Al Jalifa y Putin mantuvieron dos rondas de conversaciones (una de ellas a puerta cerrada) durante las cuales el tema principal fue siempre Palestina. El monarca bahreiní señaló que, en una rara muestra de unidad, el mundo árabe se había puesto por fin de acuerdo para poner fin a la guerra en Gaza.
Se dio a entender que Rusia había sido elegida posteriormente como el mediador más fiable para poner fin al brutal conflicto.Bahréin (y la Liga Árabe) reconocen que la postura rusa se centra en lo que Putin había definido anteriormente como la "fórmula de la ONU": un Estado palestino independiente con capital en Jerusalén Este.

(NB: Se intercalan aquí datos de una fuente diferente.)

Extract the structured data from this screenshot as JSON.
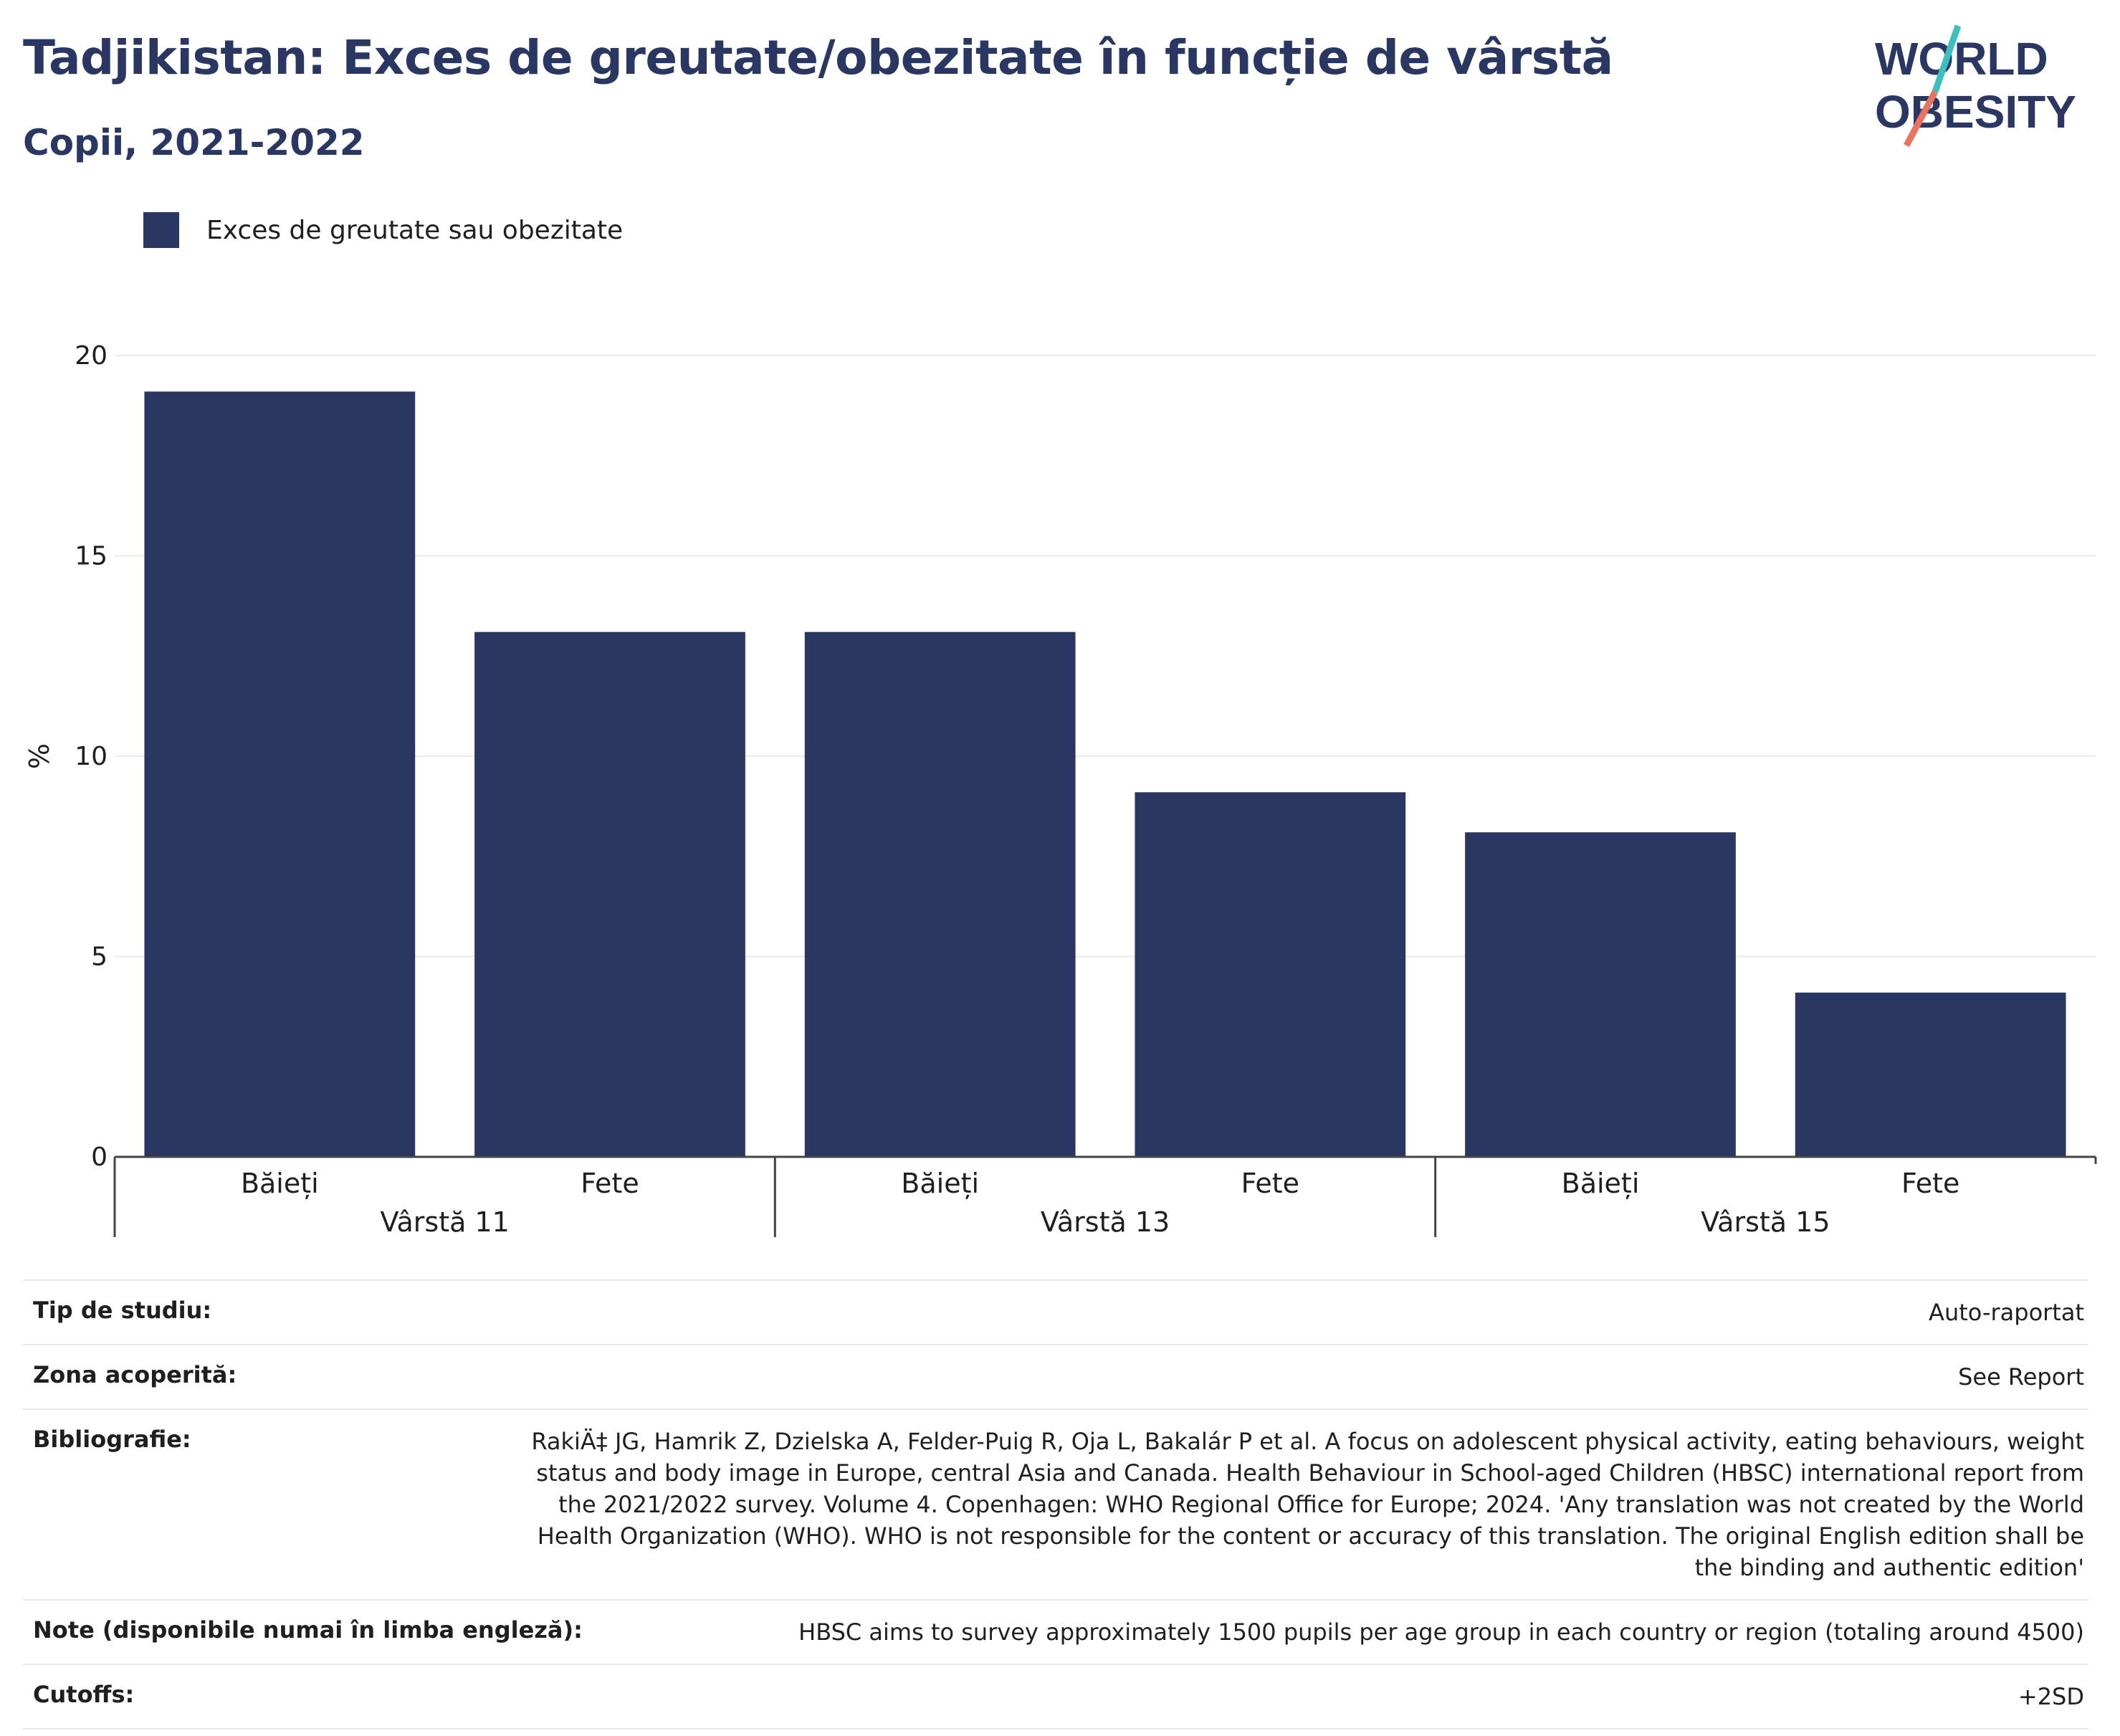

Resulta que esa es la posición de las naciones BRICS-10 y de prácticamente toda la Mayoría Global. Crucialmente, es también
la posición común de China y el mundo árabe, reafirmada en Pekín sólo una semana después de la reunión Rusia-Bahréin.
El problema es cómo aplicar la "fórmula" cuando
la hegemonía estadounidense, aliado incondicional de Israel, ejerce un dominio casi absoluto sobre las Naciones Unidas.
En 2020, mientras Tel Aviv anunciaba abiertamente la inevitable anexión de Cisjordania, los Acuerdos de Abraham rompían un importante tabú árabe sobre el apoyo abierto a Israel, a través de los acuerdos de normalización firmados en Washington DC por Bahréin, los EAU, Marruecos y Sudán.
Hace nueve meses, Palestina estaba prácticamente aislada y destinada a la extinción a través de políticas israelíes silenciosas para forzar progresivamente la expulsión. Pero nunca subestimes el poder de un genocidio cometido a plena luz del día, en vídeo. Hoy, la asociación estratégica Rusia-China, los BRICS y la Mayoría Global se han movilizado para consagrar a Palestina como Estado soberano, fieles a la reciente votación por supermayoría de la Asamblea General de la ONU para aceptar a Palestina como miembro de la ONU.
Será un camino largo, sinuoso y espinoso que tiene el potencial de partir el mundo en dos.